L’INRS considère cependant que la notion de qualité de vie au travail (QVT) en tant que telle est apparue au début des années soixante-dix dans les pays anglo-saxons[3]. Pour cet institut, la notion «renvoie aux conditions et aux caractéristiques du travail qui contribuent à la motivation, la performance et la satisfaction au travail, sans qu’une définition consensuelle se dégage».

Ses principes reposent sur le présupposé que l’amélioration de la qualité de la production doit aller de pair avec l’amélioration des conditions de travail.

L'Agence nationale pour l'amélioration des conditions de travail (ANACT) a lancé dans les années 2000 un événement national : la « semaine pour la qualité de vie au travail (SQVT) ».

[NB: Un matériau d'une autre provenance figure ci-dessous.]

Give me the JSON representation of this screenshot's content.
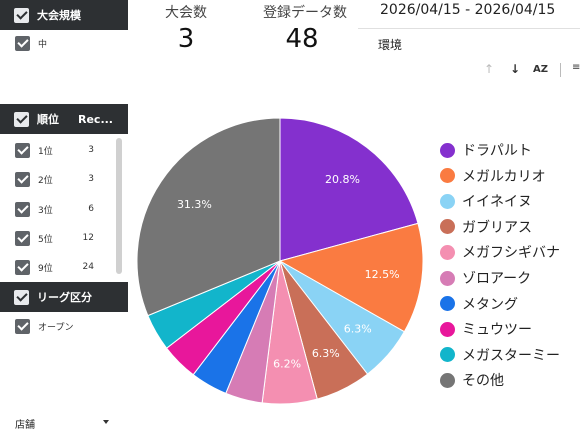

En 2010, le rapport Lachmann, Larose et Penicaud[4] sur « Le bien-être et la santé au travail » amène le débat social sur une notion proche[3]. Il s’agit d’envisager le travail comme une ressource psychosociale à actionner de manière proactive plutôt que comme une source de souffrance dont il s’agit de modérer les effets.

Il faut toutefois attendre l’Accord National Interprofessionnel (ANI) du 19 juin 2013 sur l’ « Amélioration de la qualité de vie au travail et l’égalité professionnelle » pour que la QVT émerge dans les organisations comme une notion construite et un objectif social reconnu institutionnellement.

Définition selon l’accord national interprofessionnel[modifier | modifier le code]

l’ANI du 19 juin 2013 définit la qualité de vie au travail « […] comme un sentiment de bien-être au travail perçu collectivement et individuellement qui englobe l’ambiance, la culture de l’entreprise, l’intérêt du travail, les conditions de travail, le sentiment d’implication, le degré d’autonomie et de responsabilisation, l’égalité, un droit à l’erreur accordé à chacun, une reconnaissance et une valorisation du travail effectué[3].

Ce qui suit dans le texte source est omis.